How to Dove Hunt
Texas Monthly - September 2009 By Andrea Valdez
For many hunters, Labor Day weekend is synonymous with the soft coos of the mourning dove. Every year, roughly 350,000 people in Texas are seduced by this avian siren song and harvest about five million of the four-ounce birds—that’s about 30 percent of the total number shot in the U.S. Why is dove hunting so popular here? “Texas has more dove than any other state,” says Corey Mason, who oversees the game bird program for the Texas Parks and Wildlife Department. “It’s an inexpensive, social sport that can be enjoyed by almost everyone.” Before you dust off your 12-gauge, note some favorable new regulations: The statewide daily bag limit has been upped to fifteen birds, and the north and central zones now enjoy longer, seventy-day seasons. (Visit tpwd.state.tx.us for more information on your area’s season.)
Doves can be found all over the state, but according to Tom Stephenson, the owner of the Dallas-based hunting-and-fishing-guide company World Wide Blast and Cast, Central Texas is their primary flyway. For a weekend hunt, lease at least two fields in a twenty-mile radius so you can move if an area winds up being bird-light—and because a single spot will support only two hunts before the birds get wise. The optimal landscape includes seed-bearing plants and bodies of water (to attract feeding doves) and small trees or shrubs (for easy concealment). Morning hunters should set up no later than 6:30 a.m., but “if the birds aren’t flying by 7:40, it’s time to move,” adds Stephenson. Evening shooters will be most successful right before dusk, when the doves return to roost.
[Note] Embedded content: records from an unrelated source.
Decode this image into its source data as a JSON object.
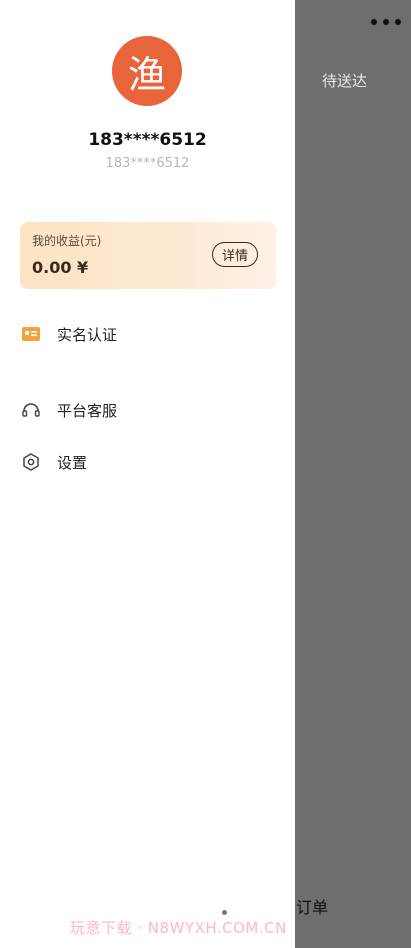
{
  "background": {
    "tab_label": "待送达",
    "bottom_label": "订单"
  },
  "profile": {
    "avatar_text": "渔",
    "phone_masked": "183****6512",
    "phone_masked_sub": "183****6512"
  },
  "earnings": {
    "label": "我的收益(元)",
    "value": "0.00 ¥",
    "details_button": "详情"
  },
  "menu": {
    "items": [
      {
        "label": "实名认证",
        "icon": "id-card-icon"
      },
      {
        "label": "平台客服",
        "icon": "headset-icon"
      },
      {
        "label": "设置",
        "icon": "settings-icon"
      }
    ]
  },
  "watermark": "玩意下载 · N8WYXH.COM.CN",
  "colors": {
    "avatar": "#e8643a",
    "card_start": "#fde3c3",
    "card_end": "#fff1e6",
    "overlay": "#6f7072"
  }
}
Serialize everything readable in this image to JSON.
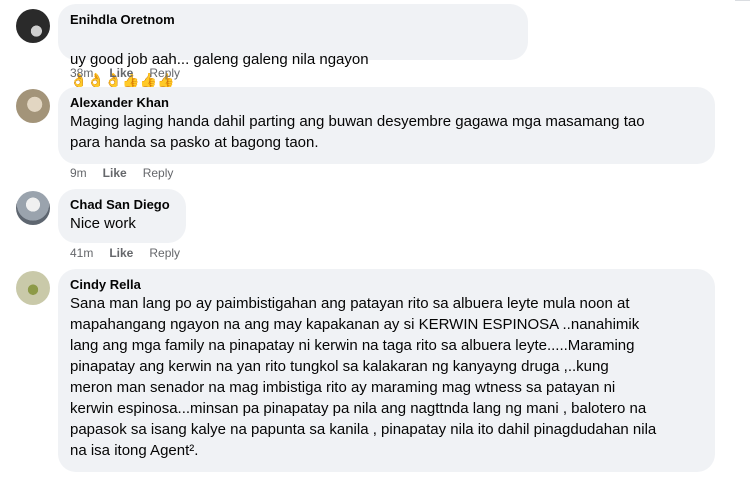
{
  "comments": [
    {
      "author": "Enihdla Oretnom",
      "text": "uy good job aah... galeng galeng nila ngayon",
      "emoji": "👌👌👌👍👍👍",
      "time": "38m",
      "like": "Like",
      "reply": "Reply"
    },
    {
      "author": "Alexander Khan",
      "text": "Maging laging handa dahil parting ang buwan desyembre gagawa mga masamang tao\npara handa sa pasko at bagong taon.",
      "time": "9m",
      "like": "Like",
      "reply": "Reply"
    },
    {
      "author": "Chad San Diego",
      "text": "Nice work",
      "time": "41m",
      "like": "Like",
      "reply": "Reply"
    },
    {
      "author": "Cindy Rella",
      "text": "Sana man lang po ay paimbistigahan ang patayan rito sa albuera leyte mula noon at\nmapahangang ngayon na ang may kapakanan ay si KERWIN ESPINOSA ..nanahimik\nlang ang mga family na pinapatay ni kerwin na taga rito sa albuera leyte.....Maraming\npinapatay ang kerwin na yan rito tungkol sa kalakaran ng kanyayng druga ,..kung\nmeron man senador na mag imbistiga rito ay maraming mag wtness sa patayan ni\nkerwin espinosa...minsan pa pinapatay pa nila ang nagttnda lang ng mani , balotero na\npapasok sa isang kalye na papunta sa kanila , pinapatay nila ito dahil pinagdudahan nila\nna isa itong Agent².",
      "time": "",
      "like": "",
      "reply": ""
    }
  ]
}
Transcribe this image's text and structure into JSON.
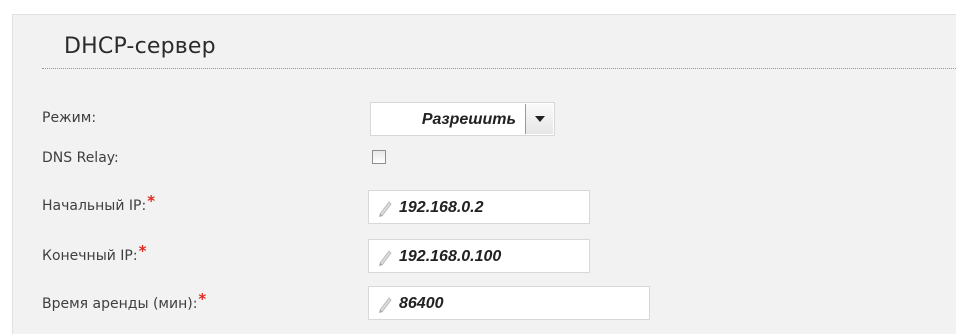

For a high-yield hunt, you need three things: appropriate equipment, practiced technique, and total stillness. First, when buying ammo, spring for the good stuff. Most hunters use the less expensive one-ounce No. 8 shells, but Stephenson recommends loading your shotgun with high-brass No. 9 shells (for more punch) and adding a skeet barrel (for wider spread). Second, know how to mount your weapon quickly. “Practice in the mirror so that every time you throw your gun to your shoulder it lands in the same place,” says Stephenson. Finally, take a tip from Elmer Fudd: Be vewy, vewy quiet. When a bevy of doves flies by, resist the temptation to stand up and pop off a shot. Remain motionless until the birds cross into your range of accuracy (for most shooters, that’s forty yards or less), then in one swift motion, stand, mount your gun, and, keeping your eyes square on the target, lead the birds and pull the trigger.
When the birds fall, immediately find your way to them (or send a retrieving dog if you have one trained). Check each downed dove’s leg for a band attached by the state: Last year, says Mason, 20,000 birds were tagged as a way of tracking their movement and population counts, so you can help TPWD’s research by calling the number on the band. Some hunters breast the doves (cut off the wings and head and separate the breast from the back) in the field, though many return to camp first before processing the birds. Once you fill your bag, go crack a cold beer, fire up the grill, and cook your fresh game the traditional way—wrapped in bacon with a slice of jalapeño. As any dove hunter knows, there’s no greater delicacy.